Враг, явившийся из абсолютно неведомых земель (где находится Крым или Казань, или Саркел, или, чёрт возьми, Вильно крестьянин даже предположить не в состоянии), пришёл под Чернигов, скажем, с запада — со стороны Смоленска. Станет ли крестьянин петь о точном маршруте крымской орды и сопутствующих условиях? Например, об антилитовском союзе Ивана 3 с Менгли Гиреем, который учинил набег на южные рубежи Великого княжества Литовского? Или о том, как Юрий Долгорукий или Рюрик Ростиславич водили половцев на Киев? Вот и получается как в записанной в Шенкурском уезде сказке «Про Мамая Безбожного» в Куликовской битве участвуют Захарий Тютрин (в котором угадывается Захарий Тютчев из «Сказания о Мамаевом побоище») с донскими казаками, а одним из участников взятия Казани является атаман Ермак Тимофеевич.

Правда, к превеликому огорчению гражданина Пыжикова, упоминания о татарах в народном эпосе сохранились, в частности в таком памятнике народного творчества как «Песня о Щелкане», источником вдохновения для которой послужила летописная повесть о восстании в Твери против беспредела, учиненного ордынским баскаком Чол-Ханом. Что характерно, неизвестный автор песни Пыжикова не читал, поэтому Чол-Хан у него:

«Брал он, млад Щелкан,
Дани-невыходы,
Царски невыплаты.
С князей брал по сту рублев,
З бояр по пятидесят,
С крестьян по пяти рублев;
У которова денег нет,
У тово дитя возмет;
У которова дитя нет,
У того жену возмет;
У котораго жены-та нет,
Тово самово головой возмет.»!

Вообще же пытаясь вычленить исторические подробности из былин, не худо бы вспомнить, как баски обратились арабами в «Песне о Роланде», а Магомет стал Аполлоном и каким-то неведомым Терваганом. А ведь между битвой в Ронсевальском ущелье 778 года и записью «Песни» в 10 веке менее 300 лет! Про такие мелочи, как остготский рекс Теодорих Веронский превратился в Дитриха Бернского в «Песне о Нибелунгах» можно даже не вспоминать. Кстати, он там запросто общается с Этцелем-Атиллой, хотя родился не ранее 451 года — года битвы на Каталаунских полях.

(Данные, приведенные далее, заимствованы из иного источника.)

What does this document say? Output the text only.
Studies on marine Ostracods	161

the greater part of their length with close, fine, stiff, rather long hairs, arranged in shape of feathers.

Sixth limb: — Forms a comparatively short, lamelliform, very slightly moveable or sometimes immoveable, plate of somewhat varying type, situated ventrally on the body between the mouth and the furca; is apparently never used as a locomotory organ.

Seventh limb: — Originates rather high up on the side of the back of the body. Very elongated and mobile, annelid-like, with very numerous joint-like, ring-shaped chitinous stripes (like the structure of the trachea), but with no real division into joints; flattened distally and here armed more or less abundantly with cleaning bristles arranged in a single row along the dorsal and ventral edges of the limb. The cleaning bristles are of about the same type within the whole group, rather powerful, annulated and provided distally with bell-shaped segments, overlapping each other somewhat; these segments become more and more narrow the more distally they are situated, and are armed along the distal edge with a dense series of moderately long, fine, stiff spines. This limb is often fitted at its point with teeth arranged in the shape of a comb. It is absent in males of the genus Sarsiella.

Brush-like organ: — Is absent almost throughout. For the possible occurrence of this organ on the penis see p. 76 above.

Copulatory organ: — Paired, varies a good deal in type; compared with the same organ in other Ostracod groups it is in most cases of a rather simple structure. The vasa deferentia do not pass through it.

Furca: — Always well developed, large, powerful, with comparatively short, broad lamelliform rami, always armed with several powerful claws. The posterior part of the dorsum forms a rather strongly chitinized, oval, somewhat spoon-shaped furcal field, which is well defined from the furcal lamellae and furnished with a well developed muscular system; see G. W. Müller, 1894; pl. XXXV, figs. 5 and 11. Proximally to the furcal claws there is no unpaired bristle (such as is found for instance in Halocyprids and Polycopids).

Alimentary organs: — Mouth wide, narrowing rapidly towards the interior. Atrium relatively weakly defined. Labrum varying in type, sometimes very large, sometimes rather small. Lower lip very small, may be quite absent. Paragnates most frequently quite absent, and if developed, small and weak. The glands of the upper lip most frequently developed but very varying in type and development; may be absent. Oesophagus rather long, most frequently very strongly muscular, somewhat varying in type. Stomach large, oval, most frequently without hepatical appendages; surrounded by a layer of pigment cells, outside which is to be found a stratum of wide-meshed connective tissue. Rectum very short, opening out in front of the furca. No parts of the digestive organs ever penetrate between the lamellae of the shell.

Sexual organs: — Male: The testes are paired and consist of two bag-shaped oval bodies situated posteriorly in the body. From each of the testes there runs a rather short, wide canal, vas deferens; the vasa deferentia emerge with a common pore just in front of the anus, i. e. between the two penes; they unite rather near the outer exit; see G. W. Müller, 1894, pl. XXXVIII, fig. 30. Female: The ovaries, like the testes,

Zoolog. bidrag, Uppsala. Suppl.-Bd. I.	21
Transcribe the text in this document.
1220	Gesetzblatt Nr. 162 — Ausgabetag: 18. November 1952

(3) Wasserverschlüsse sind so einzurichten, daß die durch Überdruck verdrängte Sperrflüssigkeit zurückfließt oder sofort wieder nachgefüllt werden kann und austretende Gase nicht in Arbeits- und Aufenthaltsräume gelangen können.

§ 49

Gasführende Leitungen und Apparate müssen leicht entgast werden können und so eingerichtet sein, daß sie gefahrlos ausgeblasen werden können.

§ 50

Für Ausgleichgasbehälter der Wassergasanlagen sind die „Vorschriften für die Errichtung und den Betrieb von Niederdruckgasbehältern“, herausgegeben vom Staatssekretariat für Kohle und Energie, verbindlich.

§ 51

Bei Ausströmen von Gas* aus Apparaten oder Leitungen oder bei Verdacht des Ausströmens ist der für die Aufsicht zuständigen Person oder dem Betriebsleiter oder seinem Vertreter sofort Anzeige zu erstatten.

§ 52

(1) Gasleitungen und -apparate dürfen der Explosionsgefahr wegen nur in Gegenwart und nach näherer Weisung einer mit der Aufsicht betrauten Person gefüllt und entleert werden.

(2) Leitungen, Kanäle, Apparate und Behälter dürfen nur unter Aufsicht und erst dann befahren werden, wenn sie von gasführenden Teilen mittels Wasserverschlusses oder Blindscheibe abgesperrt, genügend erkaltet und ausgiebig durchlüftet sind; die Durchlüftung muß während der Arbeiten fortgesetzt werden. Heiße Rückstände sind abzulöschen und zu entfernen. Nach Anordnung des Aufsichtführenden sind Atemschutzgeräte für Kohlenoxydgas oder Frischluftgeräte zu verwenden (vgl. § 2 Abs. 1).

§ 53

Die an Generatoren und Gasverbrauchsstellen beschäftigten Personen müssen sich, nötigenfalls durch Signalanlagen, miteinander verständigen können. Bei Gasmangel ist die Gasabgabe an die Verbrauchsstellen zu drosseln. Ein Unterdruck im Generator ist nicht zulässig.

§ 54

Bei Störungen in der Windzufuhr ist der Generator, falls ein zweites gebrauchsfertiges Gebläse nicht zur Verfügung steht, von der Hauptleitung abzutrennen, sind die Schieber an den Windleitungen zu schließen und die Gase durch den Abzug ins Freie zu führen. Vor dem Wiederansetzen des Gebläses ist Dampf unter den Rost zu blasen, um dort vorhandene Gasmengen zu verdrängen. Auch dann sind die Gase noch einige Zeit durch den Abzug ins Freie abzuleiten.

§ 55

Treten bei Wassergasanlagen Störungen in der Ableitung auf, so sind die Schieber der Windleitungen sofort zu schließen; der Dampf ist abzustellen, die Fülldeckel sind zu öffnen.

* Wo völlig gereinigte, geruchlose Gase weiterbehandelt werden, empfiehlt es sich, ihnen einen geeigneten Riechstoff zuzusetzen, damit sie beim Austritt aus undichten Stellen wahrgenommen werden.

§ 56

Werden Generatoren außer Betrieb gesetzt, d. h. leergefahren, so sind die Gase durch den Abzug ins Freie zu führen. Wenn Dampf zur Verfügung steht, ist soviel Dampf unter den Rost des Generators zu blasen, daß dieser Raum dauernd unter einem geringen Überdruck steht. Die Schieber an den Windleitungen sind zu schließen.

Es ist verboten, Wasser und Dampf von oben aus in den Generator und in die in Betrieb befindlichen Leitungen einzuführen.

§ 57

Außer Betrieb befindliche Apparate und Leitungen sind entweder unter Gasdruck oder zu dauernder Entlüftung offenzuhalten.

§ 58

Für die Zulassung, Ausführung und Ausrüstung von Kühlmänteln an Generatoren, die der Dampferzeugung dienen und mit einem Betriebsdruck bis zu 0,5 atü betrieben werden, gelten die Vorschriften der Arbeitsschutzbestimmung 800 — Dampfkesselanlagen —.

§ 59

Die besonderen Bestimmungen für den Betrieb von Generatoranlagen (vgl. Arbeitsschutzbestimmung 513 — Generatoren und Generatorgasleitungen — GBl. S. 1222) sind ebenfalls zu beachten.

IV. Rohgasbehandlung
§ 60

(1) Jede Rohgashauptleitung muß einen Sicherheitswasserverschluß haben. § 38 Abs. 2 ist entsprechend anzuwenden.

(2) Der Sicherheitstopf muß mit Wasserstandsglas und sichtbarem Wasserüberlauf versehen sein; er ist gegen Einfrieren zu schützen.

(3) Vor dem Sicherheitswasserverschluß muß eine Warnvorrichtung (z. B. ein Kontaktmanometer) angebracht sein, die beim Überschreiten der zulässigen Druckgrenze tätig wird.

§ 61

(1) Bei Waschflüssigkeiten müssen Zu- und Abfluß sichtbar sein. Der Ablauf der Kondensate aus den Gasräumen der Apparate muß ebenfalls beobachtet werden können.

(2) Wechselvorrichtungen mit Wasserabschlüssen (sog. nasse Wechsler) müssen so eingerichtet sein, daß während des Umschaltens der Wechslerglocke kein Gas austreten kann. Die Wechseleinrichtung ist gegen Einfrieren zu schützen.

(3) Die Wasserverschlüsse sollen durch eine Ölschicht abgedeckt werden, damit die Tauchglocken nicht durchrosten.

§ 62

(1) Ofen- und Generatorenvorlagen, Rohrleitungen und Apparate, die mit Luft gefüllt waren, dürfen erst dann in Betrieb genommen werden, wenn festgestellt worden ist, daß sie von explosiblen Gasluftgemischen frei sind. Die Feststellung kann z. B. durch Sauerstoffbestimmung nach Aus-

В очередной раз можно констатировать факт – вне зависимости от характера выступления (на телевидении ли, на радио ли, в статьях и книгах, в соцсетях), каждое обращение Александра Пыжикова к истории русского Средневековья – Раннего Нового времени превращается в трансляцию на широкую аудиторию откровенных нелепиц. И еще страшнее становится от того, что эти нелепицы говорит не любитель — дилетант, а вполне себе «историк с регалиями».